Existing equivariant networks typically support only fixed symmetry groups, limiting their ability to flexibly handle multimodal data with diverse symmetries. This work proposes the ASEN model, which achieves simultaneous equivariance to multiple permutation subgroups within a single architecture by incorporating symmetry-breaking auxiliary input features and leveraging an approximate symmetry-breaking mechanism together with an efficient 2-closure fast algorithm. Built upon a fully permutation-equivariant basis model and employing equivariant MLP emulation techniques, ASEN overcomes the rigidity of conventional equivariant networks. Experiments demonstrate that ASEN outperforms both specialized equivariant models and non-equivariant baselines across tasks involving graph and image symmetry selection, as well as sequence-based multitask and transfer learning scenarios.
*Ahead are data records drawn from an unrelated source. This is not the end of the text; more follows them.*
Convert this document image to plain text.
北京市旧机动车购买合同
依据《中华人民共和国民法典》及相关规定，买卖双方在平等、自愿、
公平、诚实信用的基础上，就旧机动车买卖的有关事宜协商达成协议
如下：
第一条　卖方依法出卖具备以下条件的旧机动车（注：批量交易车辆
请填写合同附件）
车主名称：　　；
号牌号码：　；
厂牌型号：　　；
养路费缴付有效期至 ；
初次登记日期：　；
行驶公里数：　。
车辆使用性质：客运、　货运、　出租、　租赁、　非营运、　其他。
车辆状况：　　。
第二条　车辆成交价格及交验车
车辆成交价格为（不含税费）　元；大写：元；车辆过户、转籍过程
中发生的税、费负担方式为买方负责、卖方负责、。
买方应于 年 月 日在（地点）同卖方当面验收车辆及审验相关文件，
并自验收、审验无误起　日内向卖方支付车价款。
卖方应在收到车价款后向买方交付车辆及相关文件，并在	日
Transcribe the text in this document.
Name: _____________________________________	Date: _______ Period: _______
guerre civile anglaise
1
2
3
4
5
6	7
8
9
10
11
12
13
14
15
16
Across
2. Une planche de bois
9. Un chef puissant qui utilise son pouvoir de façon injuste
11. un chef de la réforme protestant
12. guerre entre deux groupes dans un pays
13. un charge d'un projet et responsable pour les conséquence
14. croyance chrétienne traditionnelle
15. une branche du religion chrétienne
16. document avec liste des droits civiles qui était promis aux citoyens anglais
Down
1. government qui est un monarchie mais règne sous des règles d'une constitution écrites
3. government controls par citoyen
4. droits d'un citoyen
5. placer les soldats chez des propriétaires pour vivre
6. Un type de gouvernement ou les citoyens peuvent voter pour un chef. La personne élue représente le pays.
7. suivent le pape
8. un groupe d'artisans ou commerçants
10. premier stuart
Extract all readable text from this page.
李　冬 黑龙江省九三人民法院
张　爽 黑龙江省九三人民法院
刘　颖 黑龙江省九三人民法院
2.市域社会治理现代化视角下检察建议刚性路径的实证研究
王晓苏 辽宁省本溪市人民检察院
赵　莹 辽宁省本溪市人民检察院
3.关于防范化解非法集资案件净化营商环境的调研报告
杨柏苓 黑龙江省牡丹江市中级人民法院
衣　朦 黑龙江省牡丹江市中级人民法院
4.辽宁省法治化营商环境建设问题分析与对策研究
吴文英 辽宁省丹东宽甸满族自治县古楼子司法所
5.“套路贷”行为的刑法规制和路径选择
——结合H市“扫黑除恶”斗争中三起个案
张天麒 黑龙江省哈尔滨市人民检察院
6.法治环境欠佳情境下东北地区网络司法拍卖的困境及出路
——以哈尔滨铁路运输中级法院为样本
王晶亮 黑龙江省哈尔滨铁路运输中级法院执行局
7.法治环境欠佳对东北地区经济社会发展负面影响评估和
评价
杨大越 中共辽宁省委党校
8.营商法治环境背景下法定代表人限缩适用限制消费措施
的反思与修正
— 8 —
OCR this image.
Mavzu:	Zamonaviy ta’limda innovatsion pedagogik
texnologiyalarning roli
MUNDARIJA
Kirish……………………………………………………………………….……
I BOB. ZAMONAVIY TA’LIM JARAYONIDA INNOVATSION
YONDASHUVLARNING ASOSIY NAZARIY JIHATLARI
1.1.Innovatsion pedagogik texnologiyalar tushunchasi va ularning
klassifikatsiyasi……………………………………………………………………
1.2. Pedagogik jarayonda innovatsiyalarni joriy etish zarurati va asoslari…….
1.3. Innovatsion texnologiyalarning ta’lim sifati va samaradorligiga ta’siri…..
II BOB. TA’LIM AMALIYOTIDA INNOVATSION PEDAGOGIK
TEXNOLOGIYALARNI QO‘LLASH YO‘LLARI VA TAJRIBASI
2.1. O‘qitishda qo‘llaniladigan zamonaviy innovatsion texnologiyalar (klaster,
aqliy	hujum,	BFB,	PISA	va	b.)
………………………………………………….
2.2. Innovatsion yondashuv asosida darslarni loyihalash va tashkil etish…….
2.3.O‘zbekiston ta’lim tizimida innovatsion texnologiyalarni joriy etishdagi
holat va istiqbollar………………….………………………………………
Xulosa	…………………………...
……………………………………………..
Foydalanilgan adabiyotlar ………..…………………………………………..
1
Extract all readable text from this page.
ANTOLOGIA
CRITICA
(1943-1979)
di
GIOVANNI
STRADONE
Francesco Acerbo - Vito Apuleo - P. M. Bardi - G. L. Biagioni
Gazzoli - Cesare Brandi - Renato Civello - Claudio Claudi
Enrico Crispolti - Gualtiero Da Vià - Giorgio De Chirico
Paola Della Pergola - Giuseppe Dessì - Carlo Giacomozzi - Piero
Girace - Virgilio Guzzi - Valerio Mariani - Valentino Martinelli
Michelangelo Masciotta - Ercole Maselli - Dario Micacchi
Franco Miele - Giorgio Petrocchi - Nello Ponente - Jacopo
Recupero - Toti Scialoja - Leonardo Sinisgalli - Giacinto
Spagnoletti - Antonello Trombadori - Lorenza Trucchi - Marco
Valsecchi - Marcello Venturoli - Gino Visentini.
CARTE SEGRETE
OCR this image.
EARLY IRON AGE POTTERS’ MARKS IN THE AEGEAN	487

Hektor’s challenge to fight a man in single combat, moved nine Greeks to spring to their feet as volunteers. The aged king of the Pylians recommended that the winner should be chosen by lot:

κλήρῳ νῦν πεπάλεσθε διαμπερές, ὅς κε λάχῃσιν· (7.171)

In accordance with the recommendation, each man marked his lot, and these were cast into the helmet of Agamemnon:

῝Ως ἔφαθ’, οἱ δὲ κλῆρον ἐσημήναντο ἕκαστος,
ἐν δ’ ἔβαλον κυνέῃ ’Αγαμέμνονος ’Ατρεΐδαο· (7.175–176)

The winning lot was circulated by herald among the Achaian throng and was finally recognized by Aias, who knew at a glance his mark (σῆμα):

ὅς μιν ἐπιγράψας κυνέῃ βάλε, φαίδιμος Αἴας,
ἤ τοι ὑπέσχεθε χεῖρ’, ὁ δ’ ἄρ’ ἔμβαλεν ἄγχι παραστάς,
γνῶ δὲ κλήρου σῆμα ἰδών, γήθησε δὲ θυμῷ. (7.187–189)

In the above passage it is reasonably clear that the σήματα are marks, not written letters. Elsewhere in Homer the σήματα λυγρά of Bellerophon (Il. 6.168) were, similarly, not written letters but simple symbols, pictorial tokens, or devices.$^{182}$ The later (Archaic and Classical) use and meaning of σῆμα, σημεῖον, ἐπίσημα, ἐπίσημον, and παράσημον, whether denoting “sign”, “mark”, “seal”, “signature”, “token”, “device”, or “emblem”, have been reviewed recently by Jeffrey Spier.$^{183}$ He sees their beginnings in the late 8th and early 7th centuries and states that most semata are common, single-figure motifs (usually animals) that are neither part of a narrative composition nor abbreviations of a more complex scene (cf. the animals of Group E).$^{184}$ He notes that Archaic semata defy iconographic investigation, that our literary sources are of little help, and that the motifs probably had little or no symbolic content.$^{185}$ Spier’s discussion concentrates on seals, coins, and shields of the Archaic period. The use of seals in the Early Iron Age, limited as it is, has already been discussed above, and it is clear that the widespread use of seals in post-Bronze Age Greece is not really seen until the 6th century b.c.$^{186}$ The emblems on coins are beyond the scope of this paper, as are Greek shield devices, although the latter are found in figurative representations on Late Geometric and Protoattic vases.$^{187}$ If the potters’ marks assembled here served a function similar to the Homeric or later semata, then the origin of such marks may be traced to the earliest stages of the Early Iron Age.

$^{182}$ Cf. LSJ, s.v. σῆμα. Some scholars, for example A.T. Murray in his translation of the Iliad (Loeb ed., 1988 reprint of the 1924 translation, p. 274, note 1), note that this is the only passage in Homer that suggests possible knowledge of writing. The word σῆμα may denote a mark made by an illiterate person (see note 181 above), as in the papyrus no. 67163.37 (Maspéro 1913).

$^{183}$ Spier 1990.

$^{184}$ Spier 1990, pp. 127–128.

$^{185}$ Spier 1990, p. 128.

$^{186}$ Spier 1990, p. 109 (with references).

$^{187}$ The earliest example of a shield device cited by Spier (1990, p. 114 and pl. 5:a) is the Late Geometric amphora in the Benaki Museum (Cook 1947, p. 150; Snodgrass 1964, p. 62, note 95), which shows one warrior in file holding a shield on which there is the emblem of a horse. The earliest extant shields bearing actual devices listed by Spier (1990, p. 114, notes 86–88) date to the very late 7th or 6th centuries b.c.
The inclusion of symmetries as an inductive bias, known as equivariance, often improves generalization on geometric data (e.g. grids, sets, and graphs). However, equivariant architectures are usually highly constrained, designed for symmetries chosen a priori, and not applicable to datasets with other symmetries. This precludes the development of flexible, multi-modal foundation models capable of processing diverse data equivariantly. In this work, we build a single model -- the Any-Subgroup Equivariant Network (ASEN) -- that can be simultaneously equivariant to several groups, simply by modulating a certain auxiliary input feature. In particular, we start with a fully permutation-equivariant base model, and then obtain subgroup equivariance by using a symmetry-breaking input whose automorphism group is that subgroup. However, finding an input with the desired automorphism group is computationally hard. We overcome this by relaxing from exact to approximate symmetry breaking, leveraging the notion of 2-closure to derive fast algorithms. Theoretically, we show that our subgroup-equivariant networks can simulate equivariant MLPs, and their universality can be guaranteed if the base model is universal. Empirically, we validate our method on symmetry selection for graph and image tasks, as well as multitask and transfer learning for sequence tasks, showing that a single network equivariant to multiple permutation subgroups outperforms both separate equivariant models and a single non-equivariant model.